まだ続くんだこんなしんどいものが、そう思うとうんざりする感情と小さい絶望感と、どうしようもないほどのやるせなさに涙が出そう。こんな理由で、皆の前で泣くのは絶対に嫌だった。

 誰かの慰めの言葉を聞く前に、立ち上がる。

「羽柴っ!」

 渚の声が聞こえて、正面に座っていた倉内と目が合った。形の良い唇が(行って)いいよ、と確かに動く。爆弾を落としていく俺の、フォローはしてくれるって意味だろうか。ありがたい。

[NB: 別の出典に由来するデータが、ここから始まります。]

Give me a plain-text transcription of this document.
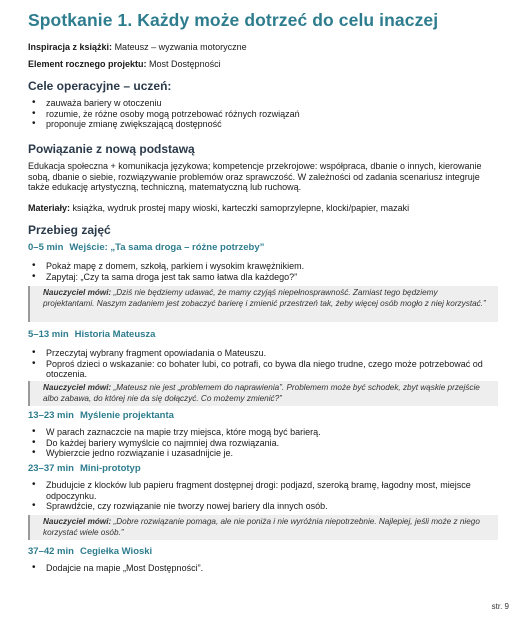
Spotkanie 1. Każdy może dotrzeć do celu inaczej
Inspiracja z książki: Mateusz – wyzwania motoryczne
Element rocznego projektu: Most Dostępności
Cele operacyjne – uczeń:
• zauważa bariery w otoczeniu
• rozumie, że różne osoby mogą potrzebować różnych rozwiązań
• proponuje zmianę zwiększającą dostępność
Powiązanie z nową podstawą
Edukacja społeczna + komunikacja językowa; kompetencje przekrojowe: współpraca, dbanie o innych, kierowanie sobą, dbanie o siebie, rozwiązywanie problemów oraz sprawczość. W zależności od zadania scenariusz integruje także edukację artystyczną, techniczną, matematyczną lub ruchową.
Materiały: książka, wydruk prostej mapy wioski, karteczki samoprzylepne, klocki/papier, mazaki
Przebieg zajęć
0–5 min Wejście: „Ta sama droga – różne potrzeby”
• Pokaż mapę z domem, szkołą, parkiem i wysokim krawężnikiem.
• Zapytaj: „Czy ta sama droga jest tak samo łatwa dla każdego?”
Nauczyciel mówi: „Dziś nie będziemy udawać, że mamy czyjąś niepełnosprawność. Zamiast tego będziemy projektantami. Naszym zadaniem jest zobaczyć barierę i zmienić przestrzeń tak, żeby więcej osób mogło z niej korzystać.”
5–13 min Historia Mateusza
• Przeczytaj wybrany fragment opowiadania o Mateuszu.
• Poproś dzieci o wskazanie: co bohater lubi, co potrafi, co bywa dla niego trudne, czego może potrzebować od otoczenia.
Nauczyciel mówi: „Mateusz nie jest „problemem do naprawienia”. Problemem może być schodek, zbyt wąskie przejście albo zabawa, do której nie da się dołączyć. Co możemy zmienić?”
13–23 min Myślenie projektanta
• W parach zaznaczcie na mapie trzy miejsca, które mogą być barierą.
• Do każdej bariery wymyślcie co najmniej dwa rozwiązania.
• Wybierzcie jedno rozwiązanie i uzasadnijcie je.
23–37 min Mini-prototyp
• Zbudujcie z klocków lub papieru fragment dostępnej drogi: podjazd, szeroką bramę, łagodny most, miejsce odpoczynku.
• Sprawdźcie, czy rozwiązanie nie tworzy nowej bariery dla innych osób.
Nauczyciel mówi: „Dobre rozwiązanie pomaga, ale nie poniża i nie wyróżnia niepotrzebnie. Najlepiej, jeśli może z niego korzystać wiele osób.”
37–42 min Cegiełka Wioski
• Dodajcie na mapie „Most Dostępności”.
str. 9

マサの方を見ることはできなかった。そんな勇気は、俺にはない。
 せめて精一杯小さく頷いて、俺は逃げ出すようにその場を後にした。
 
 ……俺に、春なんて来なかった。

(日頃の行いが、悪かったのかな…)

(俺にもちゃんと春が来るなんて、渚の嘘つき)

 実力不足を棚に上げ、優しい友人に心の中で八つ当たりしながら、唇が歪む。ピアノのド素人だった渚は、無謀と思われた音大に奇跡的に合格。いや、ちゃんと練習も勉強もしている渚の頑張りを奇跡だ、なんて失礼な言葉だ。努力だけではなく、音楽センスも兼ね備えて。

「はぁ…」

 わかっていても、それでも羨ましいと感じる。世の中は平等なんかじゃなくて、こんな風に簡単にふるいにかけられて、落とされる。

 自分が情けなくて、馬鹿みたいで、とりあえずもう何も考えたくなくて、今までの睡眠不足を全部取り戻すかのように、俺はひたすら泥のように眠った。


   ***


 時間と曜日感覚が乱れると、生活のリズムはどんどん狂っていった。
 ダラダラするのって好きじゃないけど、今はそうすることが自分に課せられた義務のようにさえ感じていた。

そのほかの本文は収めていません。